Modelos de licenciamiento abierto como Creative Commons han enfrentado este tipo de situaciones en distintas legislaciones, donde el cobro y la afiliación forzosa son ley. Es más, la propia licencia ha reconocido la existencia de modelos de cobro obligatorio en algunos países, tal como busca imponer este proyecto de ley, y aún así han seguido adelante estableciendo reglas especiales para el ejercicio de derechos. Sin embargo, proyectos como este insisten en pensar en esa única forma de creatividad, que aparece como un desincentivo para otras formas de licenciamiento.
La irrenunciabilidad de derechos tampoco ha de ser vista como una limitante para el licenciamiento abierto. La propia ley de propiedad intelectual contiene una norma -el artículo 86-, cuya equívoca redacción da a entender que los derechos patrimoniales no serían renunciables. Aplicada a la totalidad de los derechos, la irrenunciabilidad significaría la imposibilidad de usar licencias abiertas, lo que no es ni ha sido efectivo. Se renuncia todo o parte de los derechos de cobro hasta el punto en que la ley lo hace posible; obviamente, si el cobro no es obligatoriamente gestionado por un tercero (como una entidad de cobro), ello es bastante más sencillo: simplemente no se cobra, a pesar de poder hacerlo. Es más, la ley permite ir más allá de las licencias libres y dedicar las obras propias al dominio público, fuente sin par de conocimiento y cultura abierta para todos.

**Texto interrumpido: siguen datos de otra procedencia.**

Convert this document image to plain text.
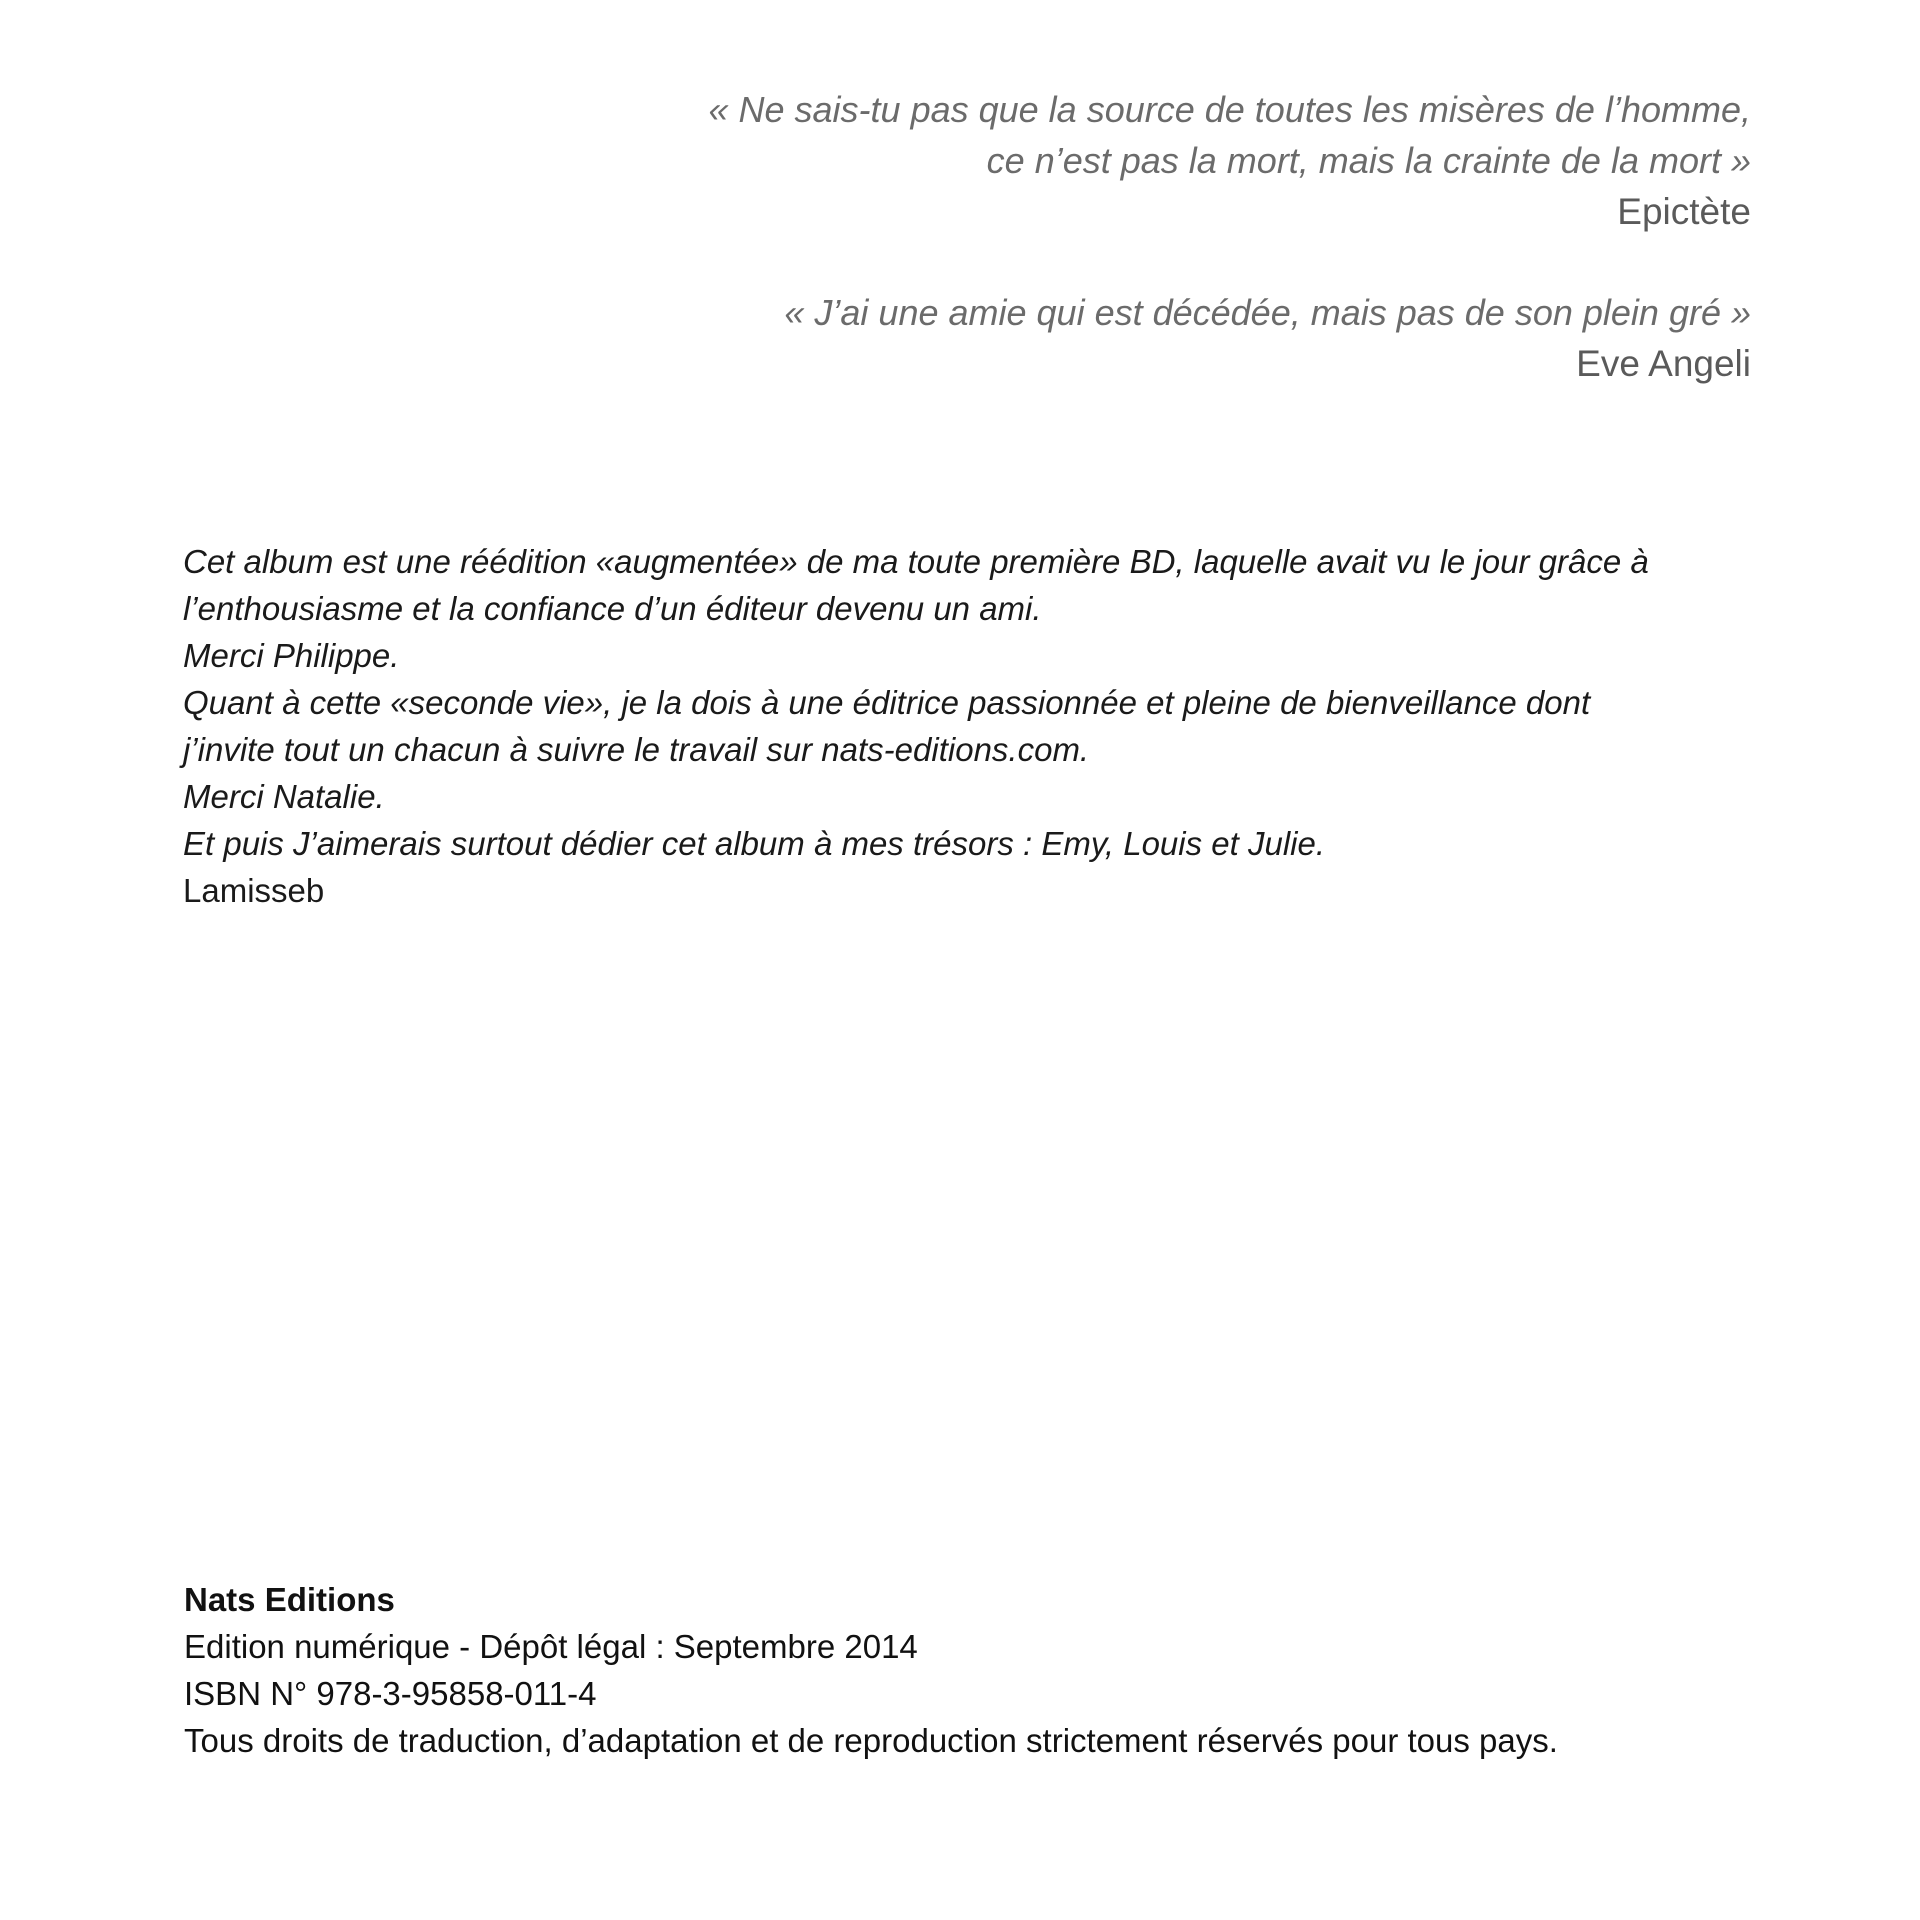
« Ne sais-tu pas que la source de toutes les misères de l’homme,
ce n’est pas la mort, mais la crainte de la mort »
Epictète
« J’ai une amie qui est décédée, mais pas de son plein gré »
Eve Angeli
Cet album est une réédition «augmentée» de ma toute première BD, laquelle avait vu le jour grâce à
l’enthousiasme et la confiance d’un éditeur devenu un ami.
Merci Philippe.
Quant à cette «seconde vie», je la dois à une éditrice passionnée et pleine de bienveillance dont
j’invite tout un chacun à suivre le travail sur nats-editions.com.
Merci Natalie.
Et puis J’aimerais surtout dédier cet album à mes trésors : Emy, Louis et Julie.
Lamisseb
Nats Editions
Edition numérique - Dépôt légal : Septembre 2014
ISBN N° 978-3-95858-011-4
Tous droits de traduction, d’adaptation et de reproduction strictement réservés pour tous pays.
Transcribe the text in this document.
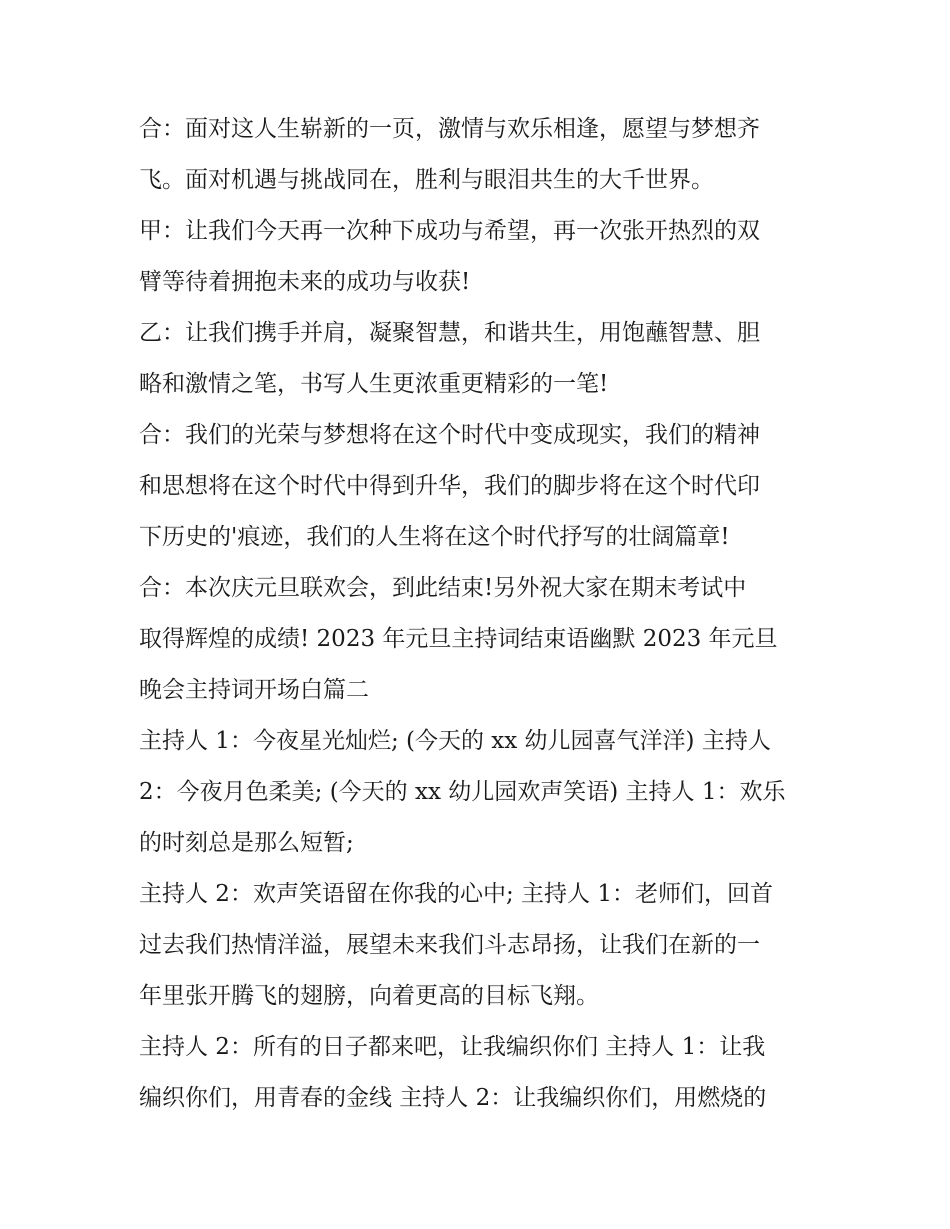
合：面对这人生崭新的一页，激情与欢乐相逢，愿望与梦想齐
飞。面对机遇与挑战同在，胜利与眼泪共生的大千世界。

甲：让我们今天再一次种下成功与希望，再一次张开热烈的双
臂等待着拥抱未来的成功与收获!

乙：让我们携手并肩，凝聚智慧，和谐共生，用饱蘸智慧、胆
略和激情之笔，书写人生更浓重更精彩的一笔!

合：我们的光荣与梦想将在这个时代中变成现实，我们的精神
和思想将在这个时代中得到升华，我们的脚步将在这个时代印
下历史的'痕迹，我们的人生将在这个时代抒写的壮阔篇章!

合：本次庆元旦联欢会，到此结束!另外祝大家在期末考试中
取得辉煌的成绩! 2023 年元旦主持词结束语幽默 2023 年元旦
晚会主持词开场白篇二

主持人 1：今夜星光灿烂; (今天的 xx 幼儿园喜气洋洋) 主持人
2：今夜月色柔美; (今天的 xx 幼儿园欢声笑语) 主持人 1：欢乐
的时刻总是那么短暂;

主持人 2：欢声笑语留在你我的心中; 主持人 1：老师们，回首
过去我们热情洋溢，展望未来我们斗志昂扬，让我们在新的一
年里张开腾飞的翅膀，向着更高的目标飞翔。

主持人 2：所有的日子都来吧，让我编织你们 主持人 1：让我
编织你们，用青春的金线 主持人 2：让我编织你们，用燃烧的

Es importante mencionar que también Colombia se encuentra tramitando un proyecto de ley que busca modificar la norma sobre derechos de autor, en el sentido de establecer un pago en favor de directores, guionistas y libretistas de obras cinematográficas por cada nueva comunicación pública o arriendo de ella. Coincide con la propuesta chilena en que se ha tomado como modelo base una ley que estableció beneficios en favor de los actores. También coincide en que se establece un derecho irrenunciable, cuyo pago se hará a través de entidades gestoras de derechos. Sobre el particular, se deben replicar los argumentos que hacen desaconsejable tales medidas y que ya hemos entregado aquí
En suma, el real problema no es si el proyecto busca o no establecer derechos irrenunciables, sino el rol que se pretende dar –a todo evento- a las entidades gestoras, encargadas de hacer el cobro, y el desincentivo al uso de mecanismos de licenciamiento abierto. No se ven razones para modificar el criterio de la ley original que favorece a los actores y que es también el de la ley de propiedad intelectual, dejando dicho mecanismo solo como una opción que ha de ser tomada por quien es directamente beneficiado por la norma.